In Teng et al's study, a meta-analysis comparing ALIF, PLIF, LLIF and TLIF was conducted. From the results obtained, ALIF is the most common technique, and the best improvement in the ODI scale in the literature was found in patients receiving TLIF compared to other groups.15 LLIF is the least studied method in the literature.15 The LLIF technique is usually suitable for T12-L1 vs L4-L5 interbody disc space. This technique is not suitable for the L5/S1 level, due to the location of the iliac crest that obstructs lateral access.17 TLIF surgery can easily be applied to all levels of interbody disc space.16 In addition, the LLIF technique is not a suitable method for patients with retroperitoneal surgery or retroperitoneal abscess or abnormal vessel placement.

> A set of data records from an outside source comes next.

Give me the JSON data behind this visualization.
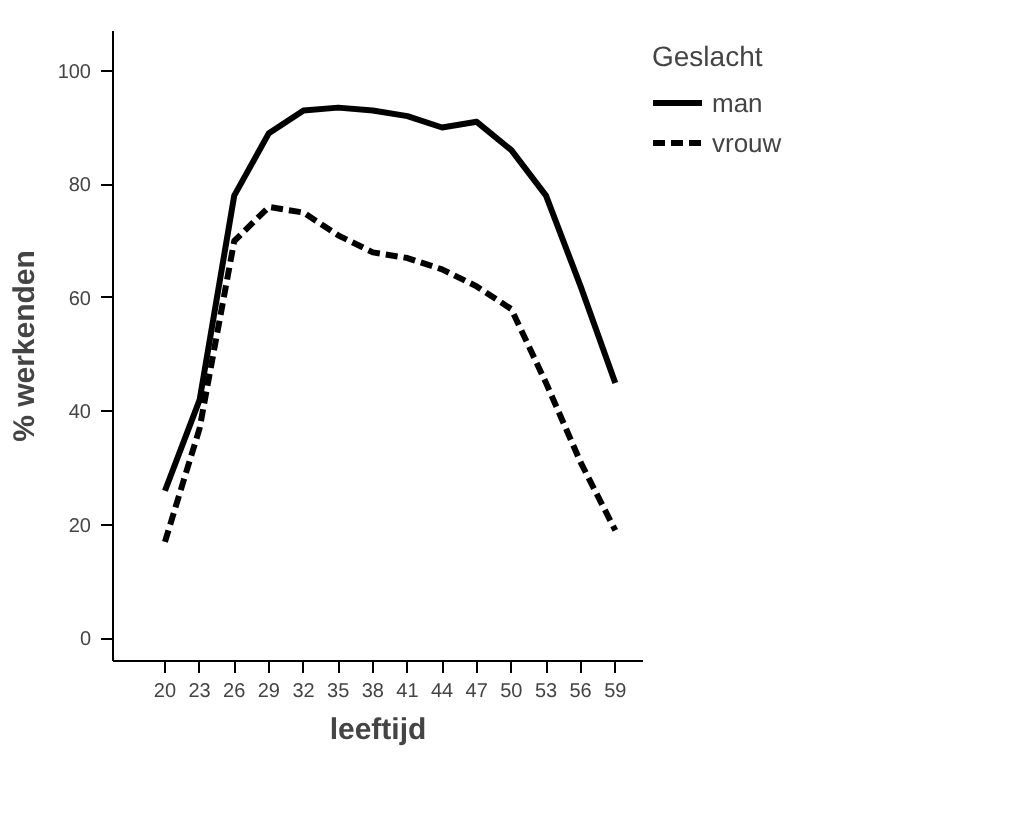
{
  "chart_data": {
    "type": "line",
    "xlabel": "leeftijd",
    "ylabel": "% werkenden",
    "legend_title": "Geslacht",
    "legend": "top right",
    "grid": false,
    "marker": "none",
    "categories": [
      "20",
      "23",
      "26",
      "29",
      "32",
      "35",
      "38",
      "41",
      "44",
      "47",
      "50",
      "53",
      "56",
      "59"
    ],
    "ylim": [
      -4,
      107
    ],
    "yticks": [
      0,
      20,
      40,
      60,
      80,
      100
    ],
    "series": [
      {
        "name": "man",
        "color": "#000000",
        "line_style": "solid",
        "values": [
          26,
          42,
          78,
          89,
          93,
          93.5,
          93,
          92,
          90,
          91,
          86,
          78,
          62,
          45
        ]
      },
      {
        "name": "vrouw",
        "color": "#000000",
        "line_style": "dashed",
        "values": [
          17,
          37,
          70,
          76,
          75,
          71,
          68,
          67,
          65,
          62,
          58,
          45,
          31,
          19
        ]
      }
    ]
  }
}
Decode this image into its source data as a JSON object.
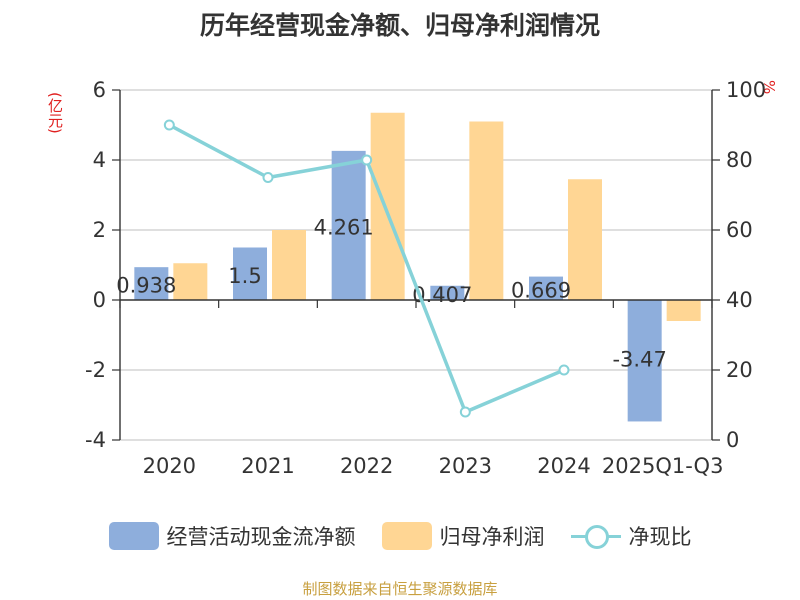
{
  "title": "历年经营现金净额、归母净利润情况",
  "source": "制图数据来自恒生聚源数据库",
  "unit_left": "(亿元)",
  "unit_right": "%",
  "colors": {
    "cash": "#8eaedc",
    "profit": "#ffd694",
    "ratio": "#86d2d8"
  },
  "chart_data": {
    "type": "bar+line",
    "categories": [
      "2020",
      "2021",
      "2022",
      "2023",
      "2024",
      "2025Q1-Q3"
    ],
    "series": [
      {
        "name": "经营活动现金流净额",
        "type": "bar",
        "axis": "left",
        "values": [
          0.938,
          1.5,
          4.261,
          0.407,
          0.669,
          -3.47
        ],
        "labels": [
          "0.938",
          "1.5",
          "4.261",
          "0.407",
          "0.669",
          "-3.47"
        ]
      },
      {
        "name": "归母净利润",
        "type": "bar",
        "axis": "left",
        "values": [
          1.05,
          2.0,
          5.35,
          5.1,
          3.45,
          -0.6
        ]
      },
      {
        "name": "净现比",
        "type": "line",
        "axis": "right",
        "values": [
          90,
          75,
          80,
          8,
          20,
          null
        ]
      }
    ],
    "left_axis": {
      "min": -4,
      "max": 6,
      "ticks": [
        -4,
        -2,
        0,
        2,
        4,
        6
      ]
    },
    "right_axis": {
      "min": 0,
      "max": 100,
      "ticks": [
        0,
        20,
        40,
        60,
        80,
        100
      ]
    },
    "legend": [
      "经营活动现金流净额",
      "归母净利润",
      "净现比"
    ]
  }
}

In the literature, there are many studies comparing minimally invasive (MI) surgery with open TLIF surgery. In the study performed by Samuel et al, it was shown that patients had similar clinical benefits in both surgical techniques.28 In Kulkarni et al's study, there was no significant difference in postop outcomes between both groups. There is a significant difference in the duration of hospital blood loss in MI TLIF.29

The learning curve MI TLIF is difficult. In this process, the surgeon is exposed to higher radiation. This showed that more complications were seen in patients during learning. According to our interpretation, MI TLIF learning curve is difficult for the surgeon to apply. To achieve the desired results at this stage is more difficult.

Why Apply TLIF In Recurrent Disc Surgery?

In degenerative lumbar disc herniation treated with microdiscectomy without fusion, recurrence rates are high in the literature. The rate of recurrence was 27%, especially in patients with more than 6 mm annular defects.22 Achieving a stable spine after surgery will minimize recurrence rates. So a lot of fusion technique has been developed. In a study by Barth et al, 84 patients showed that the rate of recurrent herniation after radical discectomy was 12.5% and 10% in the cases with limited discectomy.23 High recurrence rates may be seen, especially because of deterioration of stabilization after radical discectomy.24 After discectomy, fusion application creates a more stable spine. This fusion also helps to protect the lumbar lordosis in the advanced period.

In a study by Nei, Interbody fusion was performed, and non-performed discectomies were compared. Severe pain in long-term results was observed in patients unable to perform interbody fusion. Clinical results were shown to be better in patients with performed interbody fusion.25

We recommend the use of interbody fusion, especially in elderly patients with degenerated spine, as they provide better stability.